What all these moments have in common with the current one is that transparency is essential to unlocking growth. Digital media supports an ecosystem that connects people around the world. For it to continue growing, the market needs confidence that the measurement it depends on is unbiased, built with a fundamental respect for consumer privacy, and can survive the next decade of media innovation. 

Here are three initiatives we are embarking on to ensure Nielsen measurement continues to bring transparency to digital advertising:  

  • The new model for media measurement. Measuring the future of digital advertising requires techniques and technology that don’t depend on cookies or other forms of shared digital identity. We are working with major connected TV players to measure the audiences who see ads on their platforms. For example, Nielsen has been working closely with Google to ensure our measurement of YouTube is available to marketers through Google’s Ads Data Hub environment. These pivotal moves and others like them ensure that Nielsen will continue to provide an evolving market with transparency.
  • Privacy-centric innovation.
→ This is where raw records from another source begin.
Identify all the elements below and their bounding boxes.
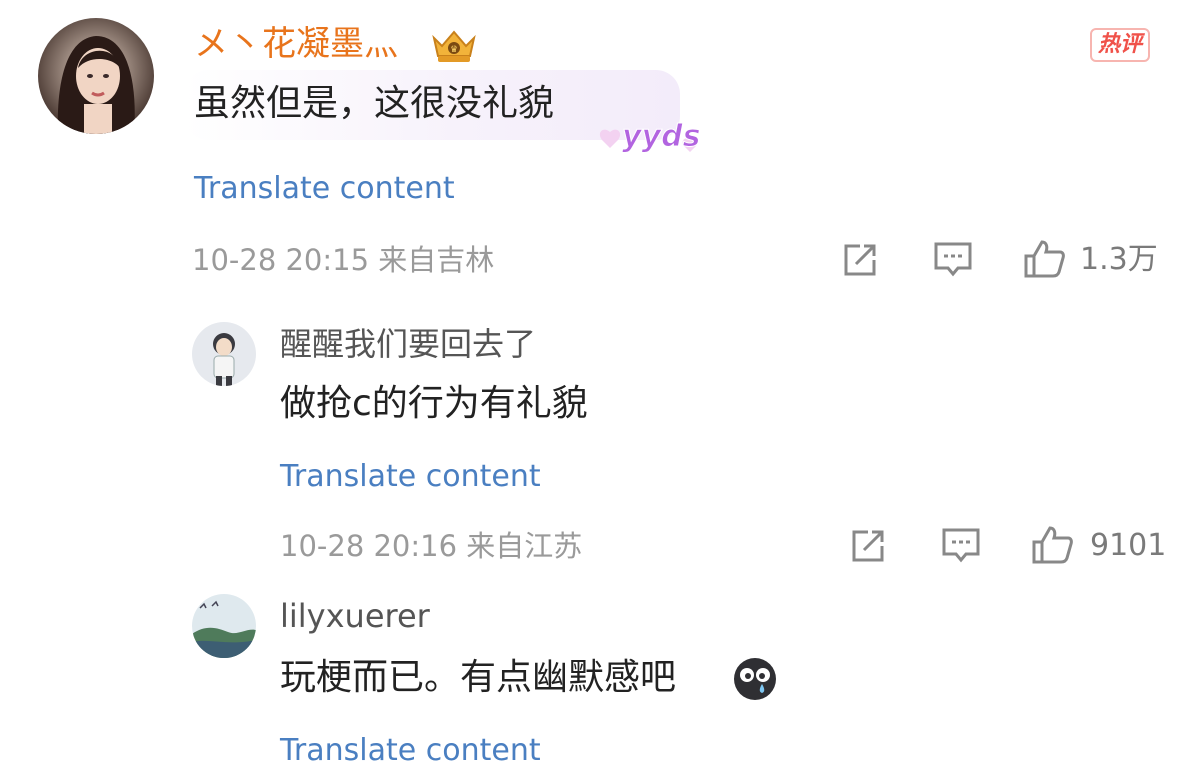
like-icon[interactable] xyxy=(1022,238,1066,280)
comment-timestamp: 10-28 20:16 来自江苏 xyxy=(280,529,583,563)
translate-link[interactable]: Translate content xyxy=(280,732,541,770)
comment-icon[interactable] xyxy=(940,526,982,566)
svg-text:♛: ♛ xyxy=(450,45,458,55)
avatar[interactable] xyxy=(192,594,256,658)
yyds-sticker-text: yyds xyxy=(622,119,700,154)
hot-comment-badge: 热评 xyxy=(1090,28,1151,62)
yyds-sticker-icon: yyds xyxy=(592,102,702,162)
share-icon[interactable] xyxy=(848,526,888,566)
comment-text: 做抢c的行为有礼貌 xyxy=(280,383,588,424)
like-count: 1.3万 xyxy=(1080,242,1158,277)
comment-text: 玩梗而已。有点幽默感吧 xyxy=(280,657,677,698)
translate-link[interactable]: Translate content xyxy=(280,458,541,496)
crying-emoji-icon xyxy=(732,656,778,702)
username[interactable]: 醒醒我们要回去了 xyxy=(280,324,536,364)
username[interactable]: lilyxuerer xyxy=(280,596,430,636)
crown-badge-icon: ♛ xyxy=(428,26,480,66)
comment-text: 虽然但是，这很没礼貌 xyxy=(194,83,555,124)
comment-icon[interactable] xyxy=(932,240,974,280)
comment-timestamp: 10-28 20:15 来自吉林 xyxy=(192,243,495,277)
translate-link[interactable]: Translate content xyxy=(194,170,455,208)
like-count: 9101 xyxy=(1090,528,1167,563)
avatar[interactable] xyxy=(192,322,256,386)
username[interactable]: メ丶花凝墨灬 xyxy=(194,22,398,66)
share-icon[interactable] xyxy=(840,240,880,280)
avatar[interactable] xyxy=(38,18,154,134)
like-icon[interactable] xyxy=(1030,524,1074,566)
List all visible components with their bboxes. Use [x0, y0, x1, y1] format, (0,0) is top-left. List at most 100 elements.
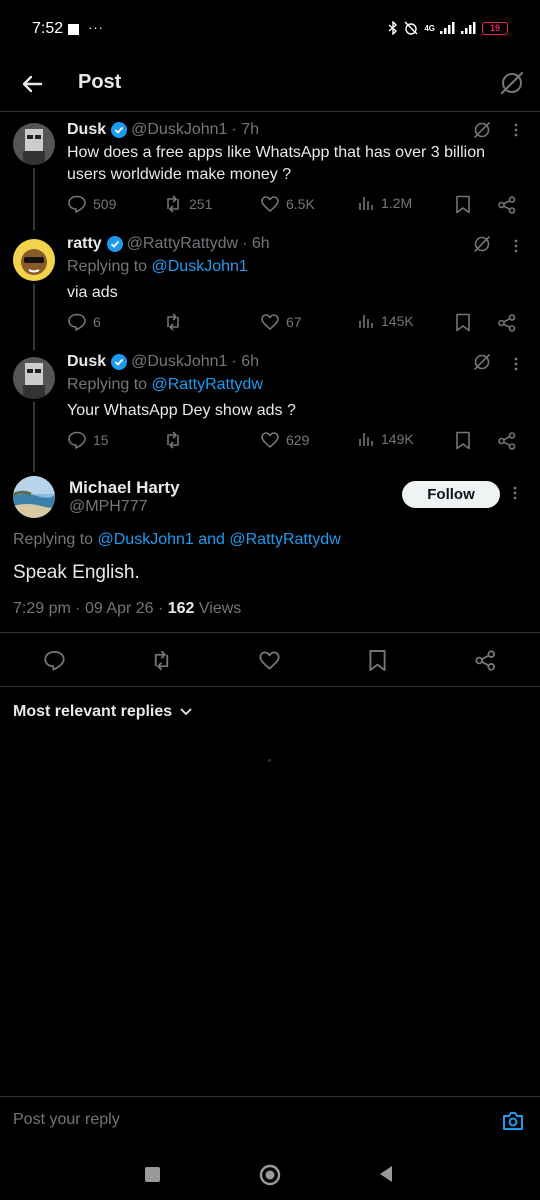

As our digital advertising measurement evolves, we are striving to put that privacy at the center of our design requirements and methodologies. We are focused on developing new algorithms, models and deduplication methodologies that take into account consumer choices about how data is collected and used at a ground level. This is now a table-stakes requirement for all products. With privacy at the core of product development, we will build solutions that provide greater insight into how ads drive reach and outcomes across platforms.
  • A truth set for cross-platform media. As media fragments and barriers to direct measurement grow, the role of truth sets in media increases exponentially. Through investments in our media panels, Nielsen is expanding the devices and sources we cover to power cross-site and cross-platform reach, frequency and ROI analytics. This includes both sample and census-based measurement. We are focused on expanding our measurement coverage to reflect the diversity of what people around the world listen to, watch and read.

Once again, the choice our industry faces is to grow through transparency or contract with market fragmentation. At Nielsen, we believe it is absolutely possible to have both consumer privacy and market fairness—and we are committed to making sure that happens.